复杂莫名的情绪杂糅着,牵动着宛初内心某一处,找不到出口。眼中氤氲一片,原以为自己早已是冷心肠,竟轻而易举被这些触动。
像江时卿这样挑剔,屋里从不放多余的东西,这些木雕,败花,镇纸却都悉数留着。
她不由得怔忪了。
就在这时,门“吱呀”一声打开,二人已来不及躲开。
“喵呜——”
一团白色的毛球“嗖”地一声蹿了出来,跳到了宛初的腿上,来回地蹭着她的肚子,还不时地发出“喵呜”的声音。
“一只猫?”雀儿蹲下来。
“原来是你啊!”宛初将浑身雪白的一团抱在怀里,“它是白毛。”
“你去哪了?”白毛懒洋洋伸个懒腰,在她身上舒展开来,“讨厌的女人不见了,你怎么也不见了?”
“我入宫去玩了,哪天也带你入宫里看看。”宛初顺着它的毛发,细细疏离。
“是宛宛??”
忽然传来的声音把宛初和雀儿吓了一跳。
寻声望去,是红霓。
看着手拿锦盒,怀里抱着白猫的宛初,以及上身白衫下身粉裙的女孩,红霓愣在门边半晌,嘴巴微张,吞吞吐吐道:“我……我看白毛跑到大人卧室来了,怕他捣乱才进来……啊呀!宛宛,你回来了是吗?”
宛初蓦地站起。
红霓这才反应过来,果真是宛初回来。她仔细端详一番,细瞧她的脖子,手臂,见没有伤痕,才舒了口气。
“你如何来的?翻墙吗?不对呀,皇宫守卫森严,你怎么可能偷偷跑出来?难道是大人?江大人良心发现,把你藏在马车上?”
面对红霓连珠炮似的提问,宛初和雀儿目瞪口呆,差点笑岔气。
冷静下来,宛初不得不带她到书房,指着月门:“我从那里来。”
红霓在月门前踱步,惊讶的合不拢嘴。回头看了眼宛初身边的雀儿,欲言又止。
“红霓,雀儿和你一样,都是妖。”宛初索性拆穿,
“我……自然看出来了,只是看不出她是什么妖物,有这等本事。”
目光在两人之间回荡片刻后,红霓突然意识到身份已暴露,惊讶道:“宛宛,你是何时知道我是狐妖?”
“头一回见面你不小心露出利爪。”宛初淡笑,“不过那时我只是个普通人,辩不出妖物。”
“那你……还是宛宛吗?”
“是,也不是。你随我去一个地方。”宛初拉着她的手,径直穿过月门,来到画卷。
红霓失魂般跟着她来到院中,回头看,书房里的一切清晰可见。还来不及寻思这是怎么回事,又跟着她来到临华殿。
眉头越皱越紧,“宛宛,你是画妖?”
“这世上哪有什么画妖,妖物皆是生灵所化,画卷不过是死物,如何化形?我是锁在画中的人罢了,久而久之,便有了画妖的名声。”

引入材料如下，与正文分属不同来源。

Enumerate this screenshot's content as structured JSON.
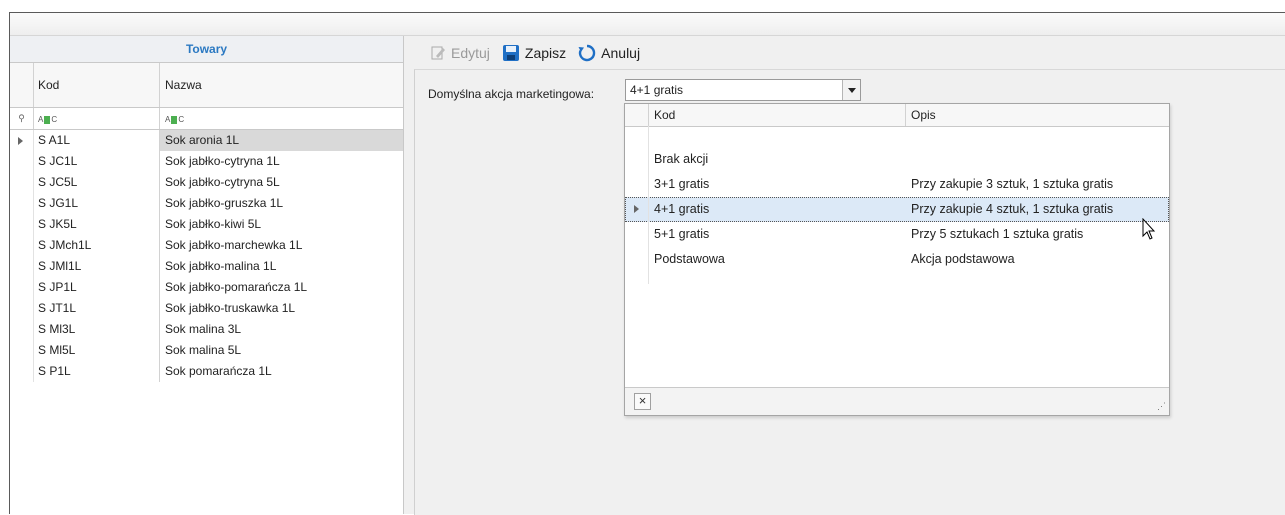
{
  "left_grid": {
    "title": "Towary",
    "columns": {
      "kod": "Kod",
      "nazwa": "Nazwa"
    },
    "filter_label": "ABC",
    "rows": [
      {
        "kod": "S A1L",
        "nazwa": "Sok aronia 1L"
      },
      {
        "kod": "S JC1L",
        "nazwa": "Sok jabłko-cytryna 1L"
      },
      {
        "kod": "S JC5L",
        "nazwa": "Sok jabłko-cytryna 5L"
      },
      {
        "kod": "S JG1L",
        "nazwa": "Sok jabłko-gruszka 1L"
      },
      {
        "kod": "S JK5L",
        "nazwa": "Sok jabłko-kiwi 5L"
      },
      {
        "kod": "S JMch1L",
        "nazwa": "Sok jabłko-marchewka 1L"
      },
      {
        "kod": "S JMl1L",
        "nazwa": "Sok jabłko-malina 1L"
      },
      {
        "kod": "S JP1L",
        "nazwa": "Sok jabłko-pomarańcza 1L"
      },
      {
        "kod": "S JT1L",
        "nazwa": "Sok jabłko-truskawka 1L"
      },
      {
        "kod": "S Ml3L",
        "nazwa": "Sok malina 3L"
      },
      {
        "kod": "S Ml5L",
        "nazwa": "Sok malina 5L"
      },
      {
        "kod": "S P1L",
        "nazwa": "Sok pomarańcza 1L"
      }
    ]
  },
  "toolbar": {
    "edit": "Edytuj",
    "save": "Zapisz",
    "cancel": "Anuluj"
  },
  "form": {
    "label": "Domyślna akcja marketingowa:",
    "value": "4+1 gratis"
  },
  "dropdown": {
    "columns": {
      "kod": "Kod",
      "opis": "Opis"
    },
    "rows": [
      {
        "kod": "",
        "opis": ""
      },
      {
        "kod": "Brak akcji",
        "opis": ""
      },
      {
        "kod": "3+1 gratis",
        "opis": "Przy zakupie 3 sztuk, 1 sztuka gratis"
      },
      {
        "kod": "4+1 gratis",
        "opis": "Przy zakupie 4 sztuk, 1 sztuka gratis"
      },
      {
        "kod": "5+1 gratis",
        "opis": "Przy 5 sztukach 1 sztuka gratis"
      },
      {
        "kod": "Podstawowa",
        "opis": "Akcja podstawowa"
      }
    ],
    "clear_label": "×"
  },
  "colors": {
    "accent": "#2b79c2",
    "save_icon": "#1f6fc5",
    "selection": "#dce9f7"
  }
}
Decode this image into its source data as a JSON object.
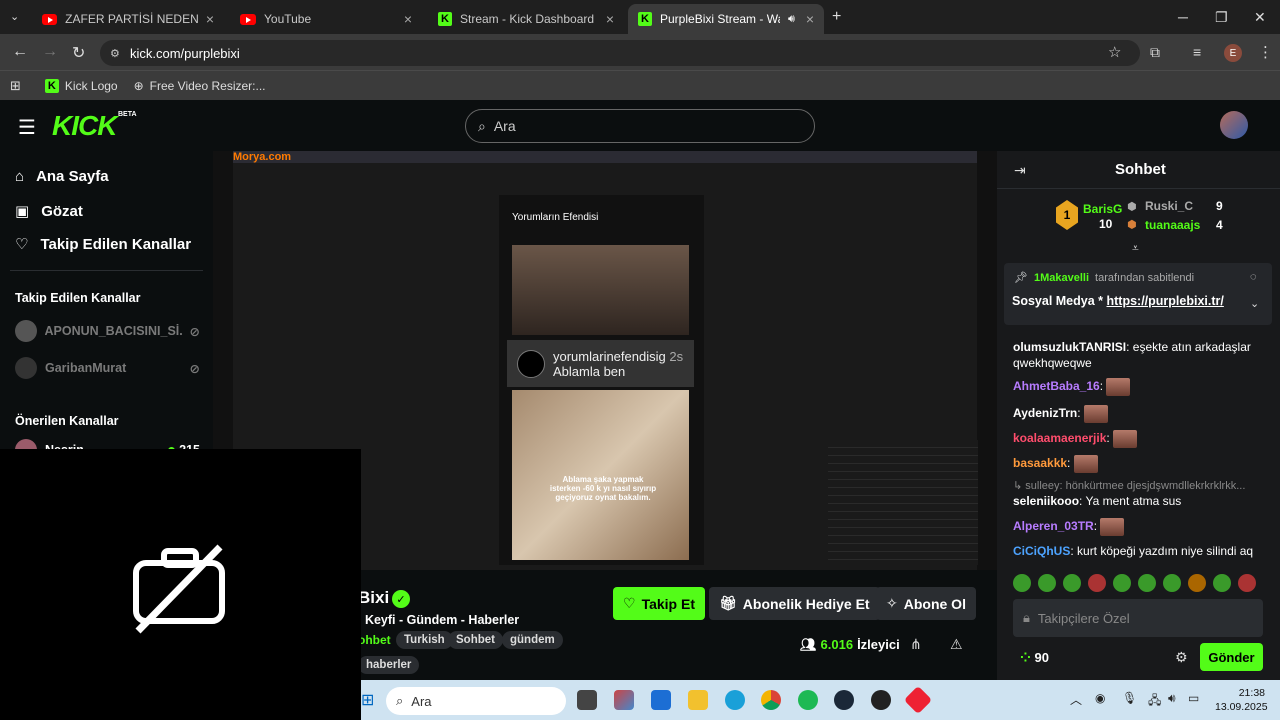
{
  "browser": {
    "tabs": [
      {
        "label": "ZAFER PARTİSİ NEDEN BAŞARIS",
        "icon": "youtube-icon"
      },
      {
        "label": "YouTube",
        "icon": "youtube-icon"
      },
      {
        "label": "Stream - Kick Dashboard",
        "icon": "kick-icon"
      },
      {
        "label": "PurpleBixi Stream - Watch L",
        "icon": "kick-icon",
        "active": true
      }
    ],
    "url": "kick.com/purplebixi",
    "bookmarks": [
      "Kick Logo",
      "Free Video Resizer:..."
    ],
    "profile_initial": "E"
  },
  "header": {
    "logo": "KICK",
    "logo_badge": "BETA",
    "search_placeholder": "Ara"
  },
  "sidebar": {
    "nav": [
      "Ana Sayfa",
      "Gözat",
      "Takip Edilen Kanallar"
    ],
    "followed_heading": "Takip Edilen Kanallar",
    "followed": [
      "APONUN_BACISINI_Sİ...",
      "GaribanMurat"
    ],
    "recommended_heading": "Önerilen Kanallar",
    "recommended": [
      {
        "name": "Nesrin",
        "viewers": "215"
      }
    ]
  },
  "video": {
    "watermark": "Morya.com",
    "channel_title": "Yorumların Efendisi",
    "comment_user": "yorumlarinefendisig",
    "comment_time": "2s",
    "comment_text": "Ablamla ben",
    "caption": "Ablama şaka yapmak isterken -60 k yı nasıl sıyırıp geçiyoruz oynat bakalım."
  },
  "stream": {
    "name": "Bixi",
    "title": "i Keyfi - Gündem - Haberler",
    "category": "ohbet",
    "tags": [
      "Turkish",
      "Sohbet",
      "gündem",
      "haberler"
    ],
    "follow_label": "Takip Et",
    "gift_label": "Abonelik Hediye Et",
    "subscribe_label": "Abone Ol",
    "viewers": "6.016",
    "viewers_label": "İzleyici"
  },
  "chat": {
    "title": "Sohbet",
    "leaderboard": [
      {
        "rank": "1",
        "user": "BarisG",
        "count": "10"
      },
      {
        "rank": "2",
        "user": "Ruski_C",
        "count": "9"
      },
      {
        "rank": "3",
        "user": "tuanaaajs",
        "count": "4"
      }
    ],
    "pinned_by": "1Makavelli",
    "pinned_suffix": "tarafından sabitlendi",
    "pinned_text": "Sosyal Medya * ",
    "pinned_link": "https://purplebixi.tr/",
    "messages": [
      {
        "user": "olumsuzlukTANRISI",
        "text": "eşekte atın arkadaşlar qwekhqweqwe",
        "color": "#ffffff"
      },
      {
        "user": "AhmetBaba_16",
        "text": "",
        "color": "#b77cff"
      },
      {
        "user": "AydenizTrn",
        "text": "",
        "color": "#ffffff"
      },
      {
        "user": "koalaamaenerjik",
        "text": "",
        "color": "#ff4d6d"
      },
      {
        "user": "basaakkk",
        "text": "",
        "color": "#ff9a3c"
      },
      {
        "user": "sulleey",
        "text": "hönkürtmee djesjdşwmdllekrkrklrkk...",
        "color": "#888888",
        "reply": true
      },
      {
        "user": "seleniikooo",
        "text": "Ya ment atma sus",
        "color": "#ffffff"
      },
      {
        "user": "Alperen_03TR",
        "text": "",
        "color": "#b77cff"
      },
      {
        "user": "CiCiQhUS",
        "text": "kurt köpeği yazdım niye silindi aq",
        "color": "#4da3ff"
      }
    ],
    "input_placeholder": "Takipçilere Özel",
    "points": "90",
    "send_label": "Gönder"
  },
  "taskbar": {
    "search_placeholder": "Ara",
    "time": "21:38",
    "date": "13.09.2025"
  }
}
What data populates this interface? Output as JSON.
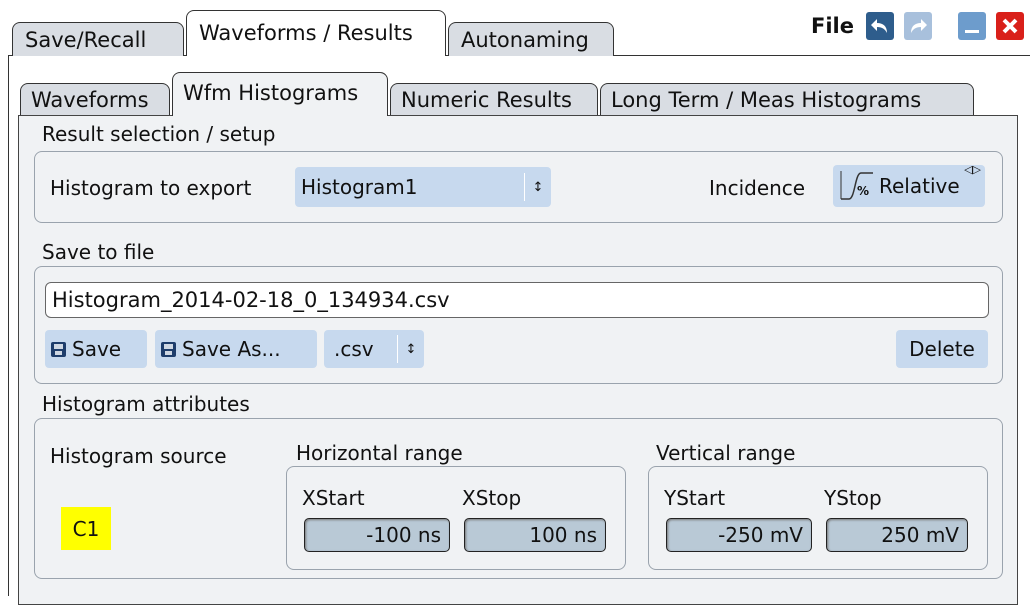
{
  "top_tabs": [
    {
      "label": "Save/Recall"
    },
    {
      "label": "Waveforms / Results"
    },
    {
      "label": "Autonaming"
    }
  ],
  "window": {
    "title": "File"
  },
  "sub_tabs": [
    {
      "label": "Waveforms"
    },
    {
      "label": "Wfm Histograms"
    },
    {
      "label": "Numeric Results"
    },
    {
      "label": "Long Term / Meas Histograms"
    }
  ],
  "result_selection": {
    "title": "Result selection / setup",
    "histogram_label": "Histogram to export",
    "histogram_value": "Histogram1",
    "incidence_label": "Incidence",
    "incidence_value": "Relative",
    "incidence_icon_text": "%"
  },
  "save_to_file": {
    "title": "Save to file",
    "filename": "Histogram_2014-02-18_0_134934.csv",
    "save_label": "Save",
    "save_as_label": "Save As...",
    "format_value": ".csv",
    "delete_label": "Delete"
  },
  "attributes": {
    "title": "Histogram attributes",
    "source_label": "Histogram source",
    "source_value": "C1",
    "source_color": "#ffff00",
    "horizontal": {
      "title": "Horizontal range",
      "xstart_label": "XStart",
      "xstop_label": "XStop",
      "xstart_value": "-100 ns",
      "xstop_value": "100 ns"
    },
    "vertical": {
      "title": "Vertical range",
      "ystart_label": "YStart",
      "ystop_label": "YStop",
      "ystart_value": "-250 mV",
      "ystop_value": "250 mV"
    }
  },
  "icons": [
    "undo-icon",
    "redo-icon",
    "minimize-icon",
    "close-icon",
    "spin-arrows-icon",
    "save-disk-icon",
    "incidence-curve-icon",
    "toggle-arrows-icon"
  ]
}
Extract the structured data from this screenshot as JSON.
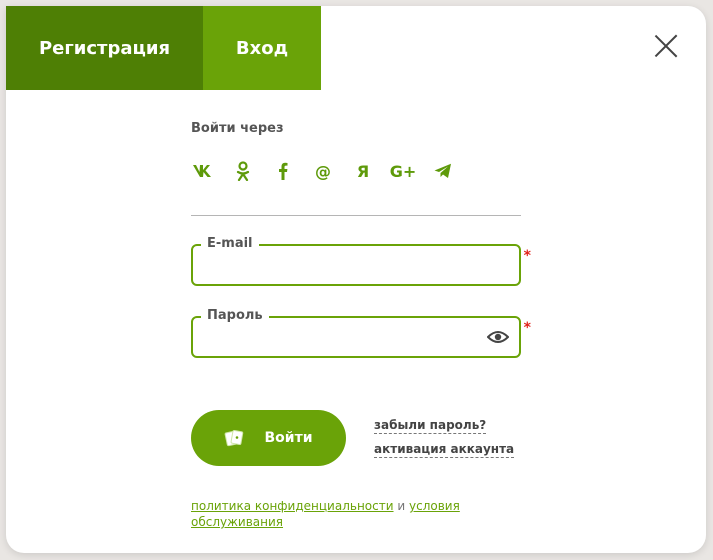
{
  "tabs": {
    "register": "Регистрация",
    "login": "Вход"
  },
  "login_via": "Войти через",
  "socials": [
    {
      "icon": "vk-icon",
      "label": "vk"
    },
    {
      "icon": "odnoklassniki-icon",
      "label": "ok"
    },
    {
      "icon": "facebook-icon",
      "label": "f"
    },
    {
      "icon": "mail-icon",
      "label": "@"
    },
    {
      "icon": "yandex-icon",
      "label": "Я"
    },
    {
      "icon": "google-plus-icon",
      "label": "G+"
    },
    {
      "icon": "telegram-icon",
      "label": ""
    }
  ],
  "email": {
    "label": "E-mail",
    "value": "",
    "placeholder": ""
  },
  "password": {
    "label": "Пароль",
    "value": "",
    "placeholder": ""
  },
  "required_mark": "*",
  "submit_label": "Войти",
  "links": {
    "forgot": "забыли пароль?",
    "activate": "активация аккаунта"
  },
  "policy": {
    "privacy": "политика конфиденциальности",
    "and": "и",
    "terms": "условия обслуживания"
  },
  "colors": {
    "accent": "#6aa308",
    "accent_dark": "#4e7f05",
    "required": "#e0201a"
  }
}
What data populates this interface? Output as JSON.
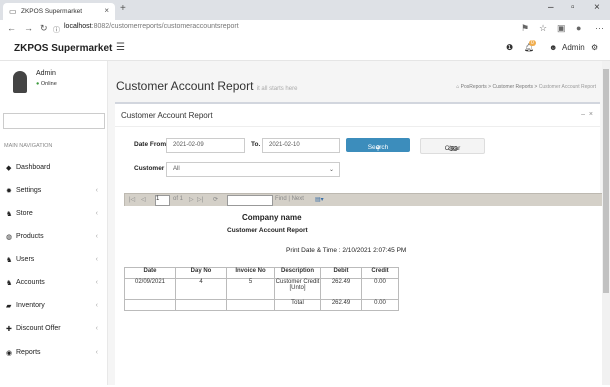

见红霓仍是一脸茫然,她遂将这些日子的事托盘而出,只是未细讲那些千年过往。
末了,为让她安心,道:“你且放心,我并不是江大人眼中无恶不作的女子。”
红霓看看她,怎么也想不到眼前的女人是画妖。她在妖界亦听说过她的传言,虚虚实实,毁誉参半。
听她一番话,倒是更可信,加之相处这么久,实在是无什可怀疑。红霓心里一紧,“那你对江大人……”
“我爱他时,他对我心存芥蒂,如今我对他已没有爱意。”
宛初说得云淡风轻,红霓却是鼻子一抽,有些难受。她想说这几日江大人过得不快乐,可话在嘴边绕了个圈,生生忍住了。
何必呢?
既然宛初已恢复记忆,放下了这段情,那便是江大人错过。若江大人悔悟后,拼尽全力将人追回来,那是他的本事。若追不回来,也怨不得谁。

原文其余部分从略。